The Zen of Wagtail

Wagtail has been born out of many years of experience building websites, learning approaches that work and ones that don’t, and striking a balance between power and simplicity, structure and flexibility. We hope you’ll find that Wagtail is in that sweet spot. However, as a piece of software, Wagtail can only take that mission so far - it’s now up to you to create a site that’s beautiful and a joy to work with. So, while it’s tempting to rush ahead and start building, it’s worth taking a moment to understand the design principles that Wagtail is built on.

In the spirit of “The Zen of Python”, The Zen of Wagtail is a set of guiding principles, both for building websites in Wagtail, and for the ongoing development of Wagtail itself.

Wagtail is not an instant website in a box.

You can’t make a beautiful website by plugging off-the-shelf modules together - expect to write code.

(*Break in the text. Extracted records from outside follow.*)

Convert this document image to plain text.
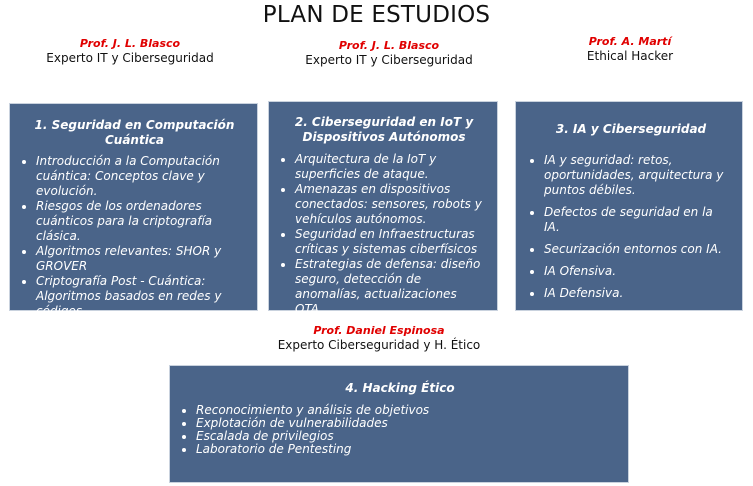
PLAN DE ESTUDIOS
Prof. J. L. Blasco
Experto IT y Ciberseguridad
Prof. J. L. Blasco
Experto IT y Ciberseguridad
Prof. A. Martí
Ethical Hacker
Prof. Daniel Espinosa
Experto Ciberseguridad y H. Ético
1. Seguridad en Computación Cuántica
• Introducción a la Computación cuántica: Conceptos clave y evolución.
• Riesgos de los ordenadores cuánticos para la criptografía clásica.
• Algoritmos relevantes: SHOR y GROVER
• Criptografía Post - Cuántica: Algoritmos basados en redes y códigos
2. Ciberseguridad en IoT y Dispositivos Autónomos
• Arquitectura de la IoT y superficies de ataque.
• Amenazas en dispositivos conectados: sensores, robots y vehículos autónomos.
• Seguridad en Infraestructuras críticas y sistemas ciberfísicos
• Estrategias de defensa: diseño seguro, detección de anomalías, actualizaciones OTA.
3. IA y Ciberseguridad
• IA y seguridad: retos, oportunidades, arquitectura y puntos débiles.
• Defectos de seguridad en la IA.
• Securización entornos con IA.
• IA Ofensiva.
• IA Defensiva.
4. Hacking Ético
• Reconocimiento y análisis de objetivos
• Explotación de vulnerabilidades
• Escalada de privilegios
• Laboratorio de Pentesting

Always wear the right hat.

The key to using Wagtail effectively is to recognise that there are multiple roles involved in creating a website: the content author, site administrator, developer and designer. These may well be different people, but they don’t have to be - if you’re using Wagtail to build your personal blog, you’ll probably find yourself hopping between those different roles. Either way, it’s important to be aware of which of those hats you’re wearing at any moment, and to use the right tools for that job. A content author or site administrator will do the bulk of their work through the Wagtail admin interface; a developer or designer will spend most of their time writing Python, HTML or CSS code. This is a good thing: Wagtail isn’t designed to replace the job of programming. Maybe one day someone will come up with a drag-and-drop UI for building websites that’s as powerful as writing code, but Wagtail is not that tool, and does not try to be.

A common mistake is to push too much power and responsibility into the hands of the content author and site administrator - indeed, if those people are your clients, they’ll probably be loudly clamouring for exactly that. The success of your site depends on your ability to say no. The real power of content management comes not from handing control over to CMS users, but from setting clear boundaries between the different roles. Amongst other things, this means not having editors doing design and layout within the content editing interface, and not having site administrators building complex interaction workflows that would be better achieved in code.

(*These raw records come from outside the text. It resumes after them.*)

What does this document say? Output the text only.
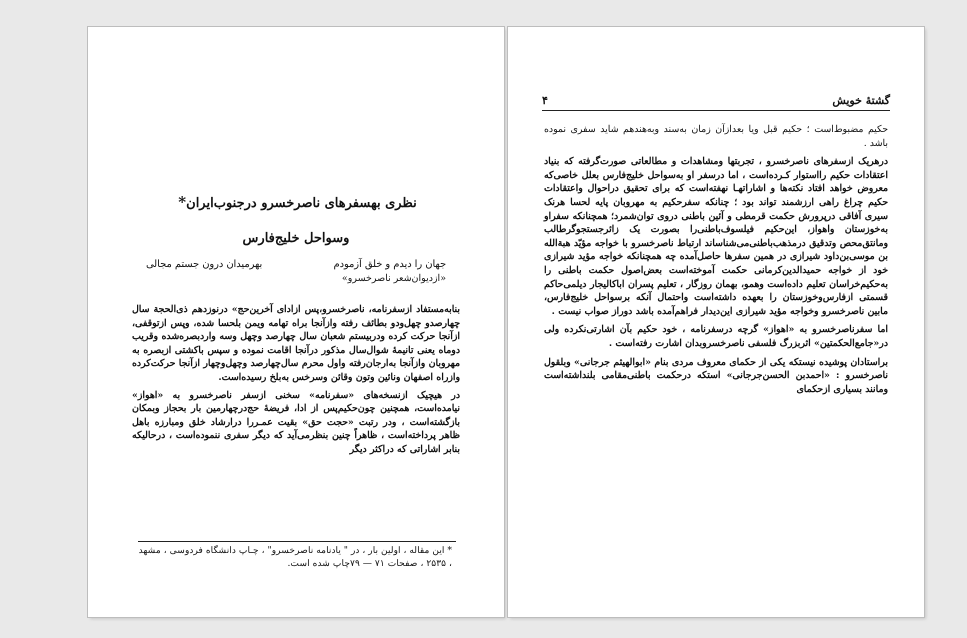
نظری بهسفرهای ناصرخسرو درجنوب‌ایران*
وسواحل خلیج‌فارس
جهان را دیدم و خلق آزمودم
بهرمیدان درون جستم مجالی
«ازدیوان‌شعر ناصرخسرو»

بنابه‌مستفاد ازسفرنامه، ناصرخسرو،پس ازادای آخرین‌حج» درنوزدهم ذی‌الحجة سال چهارصدو چهل‌ودو بطائف رفته وازآنجا براه تهامه ویمن بلحسا شده، وپس ازتوقفی، ازآنجا حرکت کرده ودربیستم شعبان سال چهارصد وچهل وسه واردبصره‌شده وقریب دوماه یعنی تانیمهٔ شوال‌سال مذکور درآنجا اقامت نموده و سپس باکشتی ازبصره به مهروبان وازآنجا به‌ارجان‌رفته واول محرم سال‌چهارصد وچهل‌وچهار ازآنجا حرکت‌کرده وازراه اصفهان ونائین وتون وقائن وسرخس به‌بلخ رسیده‌است.

در هیچیک ازنسخه‌های «سفرنامه» سخنی ازسفر ناصرخسرو به «اهواز» نیامده‌است، همچنین چون‌حکیم‌پس از ادا، فریضهٔ حج‌درچهارمین بار بحجاز وبمکان بازگشته‌است ، ودر رتبت «حجت حق» بقیت عمـررا درارشاد خلق ومبارزه باهل ظاهر پرداخته‌است ، ظاهراً چنین بنظرمی‌آید که دیگر سفری ننموده‌است ، درحالیکه بنابر اشاراتی که دراکثر دیگر

* این مقاله ، اولین بار ، در " یادنامه ناصرخسرو" ، چـاپ دانشگاه فردوسی ، مشهد ، ۲۵۳۵ ، صفحات ۷۱ — ۷۹چاپ شده است.
گشتهٔ خویش
۴

حکیم مضبوط‌است ؛ حکیم قبل ویا بعدازآن زمان به‌سند وبه‌هندهم شاید سفری نموده باشد .

درهریک ازسفرهای ناصرخسرو ، تجربتها ومشاهدات و مطالعاتی صورت‌گرفته که بنیاد اعتقادات حکیم رااستوار کـرده‌است ، اما درسفر او به‌سواحل خلیج‌فارس بعلل خاصی‌که معروض خواهد افتاد نکته‌ها و اشاراتهـا نهفته‌است که برای تحقیق دراحوال واعتقادات حکیم چراغ راهی ارزشمند تواند بود ؛ چنانکه سفرحکیم به مهروبان پایه لحسا هرنک سیری آفاقی درپرورش حکمت قرمطی و آئین باطنی دروی توان‌شمرد؛ همچنانکه سفراو به‌خوزستان واهواز، این‌حکیم فیلسوف‌باطنی‌را بصورت یک زائرجستجوگرطالب ومانتق‌محص وتدقیق درمذهب‌باطنی‌می‌شناساند ارتباط ناصرخسرو با خواجه مؤیّد هبة‌الله بن موسی‌بن‌داود شیرازی در همین سفرها حاصل‌آمده چه همچنانکه خواجه مؤید شیرازی خود از خواجه حمیدالدین‌کرمانی حکمت آموخته‌است بعض‌اصول حکمت باطنی را به‌حکیم‌خراسان تعلیم داده‌است وهمو، بهمان روزگار ، تعلیم پسران اباکالیجار دیلمی‌حاکم قسمتی ازفارس‌وخوزستان را بعهده داشته‌است واحتمال آنکه برسواحل خلیج‌فارس، مابین ناصرخسرو وخواجه مؤید شیرازی این‌دیدار فراهم‌آمده باشد دوراز صواب نیست .

اما سفرناصرخسرو به «اهواز» گرچه درسفرنامه ، خود حکیم بآن اشارتی‌نکرده ولی در«جامع‌الحکمتین» اثربزرگ فلسفی ناصرخسروبدان اشارت رفته‌است .

براستادان پوشیده نیستکه یکی از حکمای معروف مردی بنام «ابوالهیثم جرجانی» وبلقول ناصرخسرو : «احمدبن الحسن‌جرجانی» استکه درحکمت باطنی‌مقامی بلنداشته‌است ومانند بسیاری ازحکمای
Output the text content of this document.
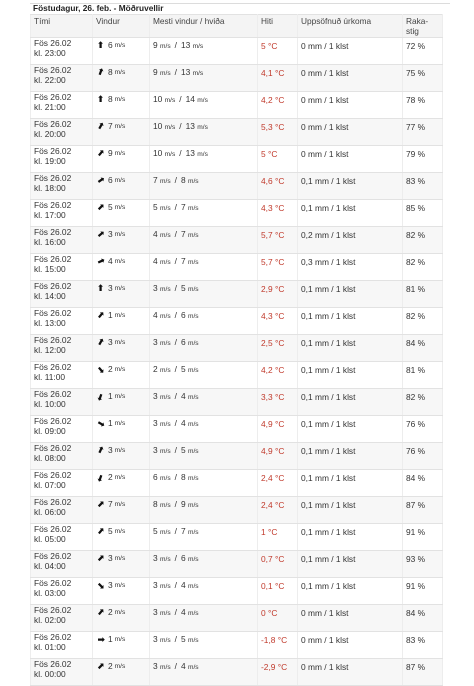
Föstudagur, 26. feb. - Möðruvellir
Tími	Vindur	Mesti vindur / hviða	Hiti	Uppsöfnuð úrkoma	Raka-
stig

Fös 26.02
kl. 23:00	⬆ 6 m/s	9 m/s / 13 m/s	5 °C	0 mm / 1 klst	72 %

Fös 26.02
kl. 22:00	⬆ 8 m/s	9 m/s / 13 m/s	4,1 °C	0 mm / 1 klst	75 %

Fös 26.02
kl. 21:00	⬆ 8 m/s	10 m/s / 14 m/s	4,2 °C	0 mm / 1 klst	78 %

Fös 26.02
kl. 20:00	⬆ 7 m/s	10 m/s / 13 m/s	5,3 °C	0 mm / 1 klst	77 %

Fös 26.02
kl. 19:00	⬆ 9 m/s	10 m/s / 13 m/s	5 °C	0 mm / 1 klst	79 %

Fös 26.02
kl. 18:00	⬆ 6 m/s	7 m/s / 8 m/s	4,6 °C	0,1 mm / 1 klst	83 %

Fös 26.02
kl. 17:00	⬆ 5 m/s	5 m/s / 7 m/s	4,3 °C	0,1 mm / 1 klst	85 %

Fös 26.02
kl. 16:00	⬆ 3 m/s	4 m/s / 7 m/s	5,7 °C	0,2 mm / 1 klst	82 %

Fös 26.02
kl. 15:00	⬆ 4 m/s	4 m/s / 7 m/s	5,7 °C	0,3 mm / 1 klst	82 %

Fös 26.02
kl. 14:00	⬆ 3 m/s	3 m/s / 5 m/s	2,9 °C	0,1 mm / 1 klst	81 %

Fös 26.02
kl. 13:00	⬆ 1 m/s	4 m/s / 6 m/s	4,3 °C	0,1 mm / 1 klst	82 %

Fös 26.02
kl. 12:00	⬆ 3 m/s	3 m/s / 6 m/s	2,5 °C	0,1 mm / 1 klst	84 %

Fös 26.02
kl. 11:00	⬆ 2 m/s	2 m/s / 5 m/s	4,2 °C	0,1 mm / 1 klst	81 %

Fös 26.02
kl. 10:00	⬆ 1 m/s	3 m/s / 4 m/s	3,3 °C	0,1 mm / 1 klst	82 %

Fös 26.02
kl. 09:00	⬆ 1 m/s	3 m/s / 4 m/s	4,9 °C	0,1 mm / 1 klst	76 %

Fös 26.02
kl. 08:00	⬆ 3 m/s	3 m/s / 5 m/s	4,9 °C	0,1 mm / 1 klst	76 %

Fös 26.02
kl. 07:00	⬆ 2 m/s	6 m/s / 8 m/s	2,4 °C	0,1 mm / 1 klst	84 %

Fös 26.02
kl. 06:00	⬆ 7 m/s	8 m/s / 9 m/s	2,4 °C	0,1 mm / 1 klst	87 %

Fös 26.02
kl. 05:00	⬆ 5 m/s	5 m/s / 7 m/s	1 °C	0,1 mm / 1 klst	91 %

Fös 26.02
kl. 04:00	⬆ 3 m/s	3 m/s / 6 m/s	0,7 °C	0,1 mm / 1 klst	93 %

Fös 26.02
kl. 03:00	⬆ 3 m/s	3 m/s / 4 m/s	0,1 °C	0,1 mm / 1 klst	91 %

Fös 26.02
kl. 02:00	⬆ 2 m/s	3 m/s / 4 m/s	0 °C	0 mm / 1 klst	84 %

Fös 26.02
kl. 01:00	⬆ 1 m/s	3 m/s / 5 m/s	-1,8 °C	0 mm / 1 klst	83 %

Fös 26.02
kl. 00:00	⬆ 2 m/s	3 m/s / 4 m/s	-2,9 °C	0 mm / 1 klst	87 %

A CMS should get information out of an editor’s head and into a database, as efficiently and directly as possible.

Whether your site is about cars, cats, cakes or conveyancing, your content authors will be arriving at the Wagtail admin interface with some domain-specific information they want to put up on the website. Your aim as a site builder is to extract and store this information in its raw form - not one particular author’s idea of how that information should look.

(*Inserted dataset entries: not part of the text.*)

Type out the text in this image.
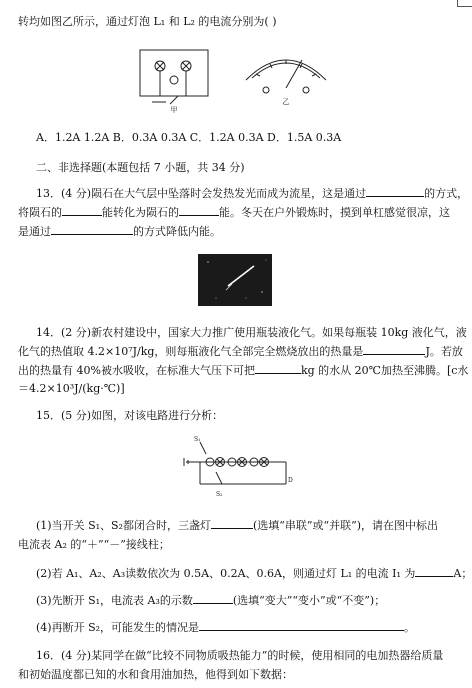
转均如图乙所示，通过灯泡 L₁ 和 L₂ 的电流分别为( )
甲
乙
A．1.2A 1.2A B．0.3A 0.3A C．1.2A 0.3A D．1.5A 0.3A
二、非选择题(本题包括 7 小题，共 34 分)
13．(4 分)陨石在大气层中坠落时会发热发光而成为流星，这是通过	的方式，
将陨石的	能转化为陨石的	能。冬天在户外锻炼时，摸到单杠感觉很凉，这
是通过	的方式降低内能。
14．(2 分)新农村建设中，国家大力推广使用瓶装液化气。如果每瓶装 10kg 液化气，液
化气的热值取 4.2×10⁷J/kg，则每瓶液化气全部完全燃烧放出的热量是	J。若放
出的热量有 40%被水吸收，在标准大气压下可把	kg 的水从 20℃加热至沸腾。[c水
＝4.2×10³J/(kg·℃)]
15．(5 分)如图，对该电路进行分析：
S₁
S₂
D
(1)当开关 S₁、S₂都闭合时，三盏灯	(选填“串联”或“并联”)，请在图中标出
电流表 A₂ 的“＋”“－”接线柱；
(2)若 A₁、A₂、A₃读数依次为 0.5A、0.2A、0.6A，则通过灯 L₁ 的电流 I₁ 为	A；
(3)先断开 S₁，电流表 A₃的示数	(选填“变大”“变小”或“不变”)；
(4)再断开 S₂，可能发生的情况是	。
16．(4 分)某同学在做“比较不同物质吸热能力”的时候，使用相同的电加热器给质量
和初始温度都已知的水和食用油加热，他得到如下数据：
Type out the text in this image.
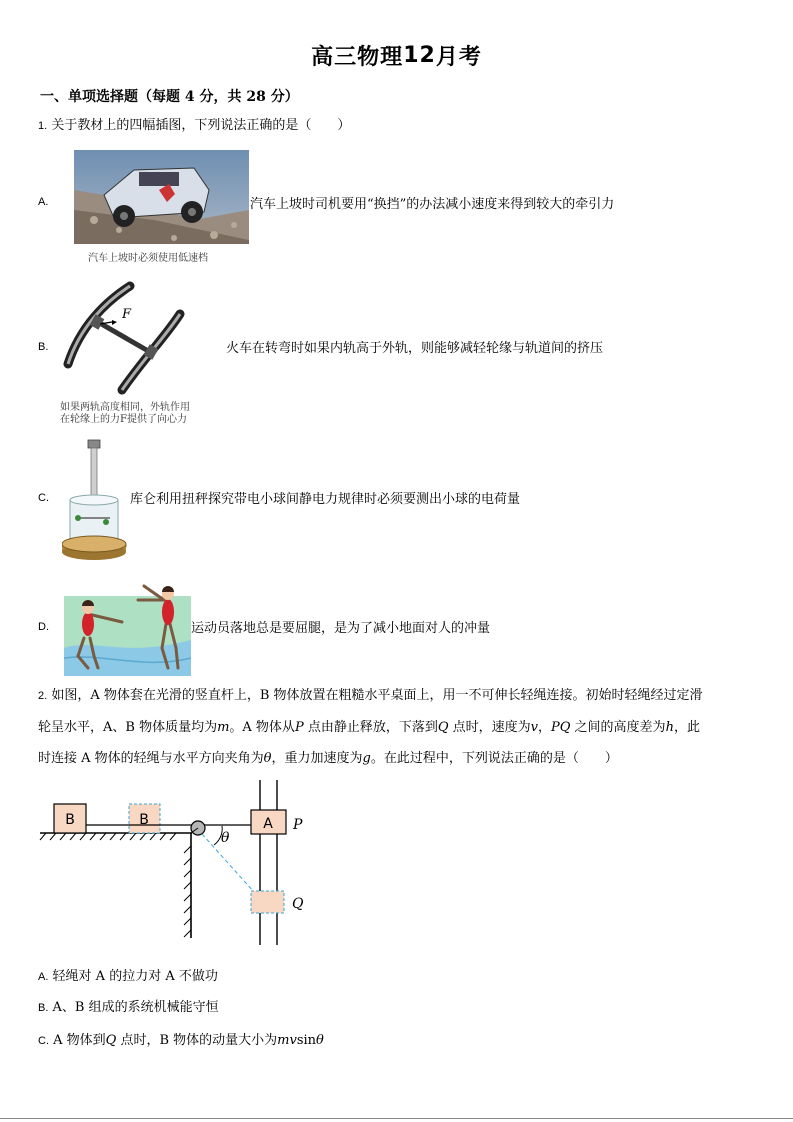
高三物理12月考
一、单项选择题（每题 4 分，共 28 分）
1. 关于教材上的四幅插图，下列说法正确的是（　　）
A.
汽车上坡时必须使用低速档
汽车上坡时司机要用“换挡”的办法减小速度来得到较大的牵引力
B.
F
如果两轨高度相同，外轨作用
在轮缘上的力F提供了向心力
火车在转弯时如果内轨高于外轨，则能够减轻轮缘与轨道间的挤压
C.	库仑利用扭秤探究带电小球间静电力规律时必须要测出小球的电荷量
D.	运动员落地总是要屈腿，是为了减小地面对人的冲量
2. 如图，A 物体套在光滑的竖直杆上，B 物体放置在粗糙水平桌面上，用一不可伸长轻绳连接。初始时轻绳经过定滑
轮呈水平，A、B 物体质量均为m。A 物体从P 点由静止释放，下落到Q 点时，速度为v，PQ 之间的高度差为h，此
时连接 A 物体的轻绳与水平方向夹角为θ，重力加速度为g。在此过程中，下列说法正确的是（　　）
B	B
θ
A P
Q
A. 轻绳对 A 的拉力对 A 不做功
B. A、B 组成的系统机械能守恒
C. A 物体到Q 点时，B 物体的动量大小为mvsinθ
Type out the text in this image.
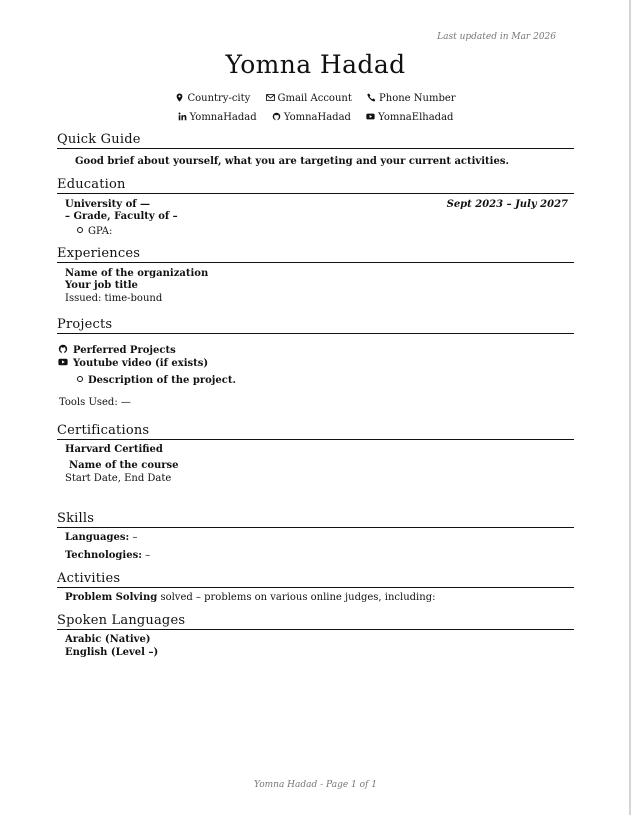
Last updated in Mar 2026
Yomna Hadad
Country-city	Gmail Account	Phone Number
YomnaHadad	YomnaHadad	YomnaElhadad
Quick Guide
Good brief about yourself, what you are targeting and your current activities.
Education
University of —	Sept 2023 – July 2027
– Grade, Faculty of –
GPA:
Experiences
Name of the organization
Your job title
Issued: time-bound
Projects
Perferred Projects
Youtube video (if exists)
Description of the project.
Tools Used: —
Certifications
Harvard Certified
Name of the course
Start Date, End Date
Skills
Languages: –
Technologies: –
Activities
Problem Solving solved – problems on various online judges, including:
Spoken Languages
Arabic (Native)
English (Level –)
Yomna Hadad - Page 1 of 1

Keeping design concerns out of page content has numerous advantages. It ensures that the design remains consistent across the whole site, not subject to the whims of editors from one day to the next. It allows you to make full use of the informational content of the pages - for example, if your pages are about events, then having a dedicated “Event” page type with data fields for the event date and location will let you present the events in a calendar view or filtered listing, which wouldn’t be possible if those were just implemented as different styles of heading on a generic page. Finally, if you redesign the site at some point in the future, or move it to a different platform entirely, you can be confident that the site content will work in its new setting, and not be reliant on being formatted a particular way.

Suppose a content author comes to you with a request: “We need this text to be in bright pink Comic Sans”. Your question to them should be “Why? What’s special about this particular bit of text?” If the reply is “I just like the look of it”, then you’ll have to gently persuade them that it’s not up to them to make design choices. (Sorry.) But if the answer is “it’s for our Children’s section”, then that gives you a way to divide the editorial and design concerns: give your editors the ability to designate certain pages as being “the Children’s section” (through tagging, different page models, or the site hierarchy) and let designers decide how to apply styles based on that.

The best user interface for a programmer is usually a programming language.

A common sight in content management systems is a point-and-click interface to let you define the data model that makes up a page:


It looks nice in the sales pitch, but in reality, no CMS end-user can realistically make that kind of fundamental change - on a live site, no less - unless they have a programmer’s insight into how the site is built, and what impact the change will have. As such, it will always be the programmer’s job to negotiate that point-and-click interface - all you’ve done is taken them away from the comfortable world of writing code, where they have a whole ecosystem of tools, from text editors to version control systems, to help them develop, test and deploy their code changes.

Wagtail recognises that most programming tasks are best done by writing code, and does not try to turn them into box-filling exercises when there’s no good reason to. Likewise, when building functionality for your site, you should keep in mind that some features are destined to be maintained by the programmer rather than a content editor, and consider whether making them configurable through the Wagtail admin is going to be more of a hindrance than a convenience. For example, Wagtail provides a form builder to allow content authors to create general-purpose data collection forms. You might be tempted to use this as the basis for more complex forms that integrate with (for example) a CRM system or payment processor - however, in this case there’s no way to edit the form fields without rewriting the backend logic, so making them editable through Wagtail has limited value. More likely, you’d be better off building these using Django’s form framework, where the form fields are defined entirely in code.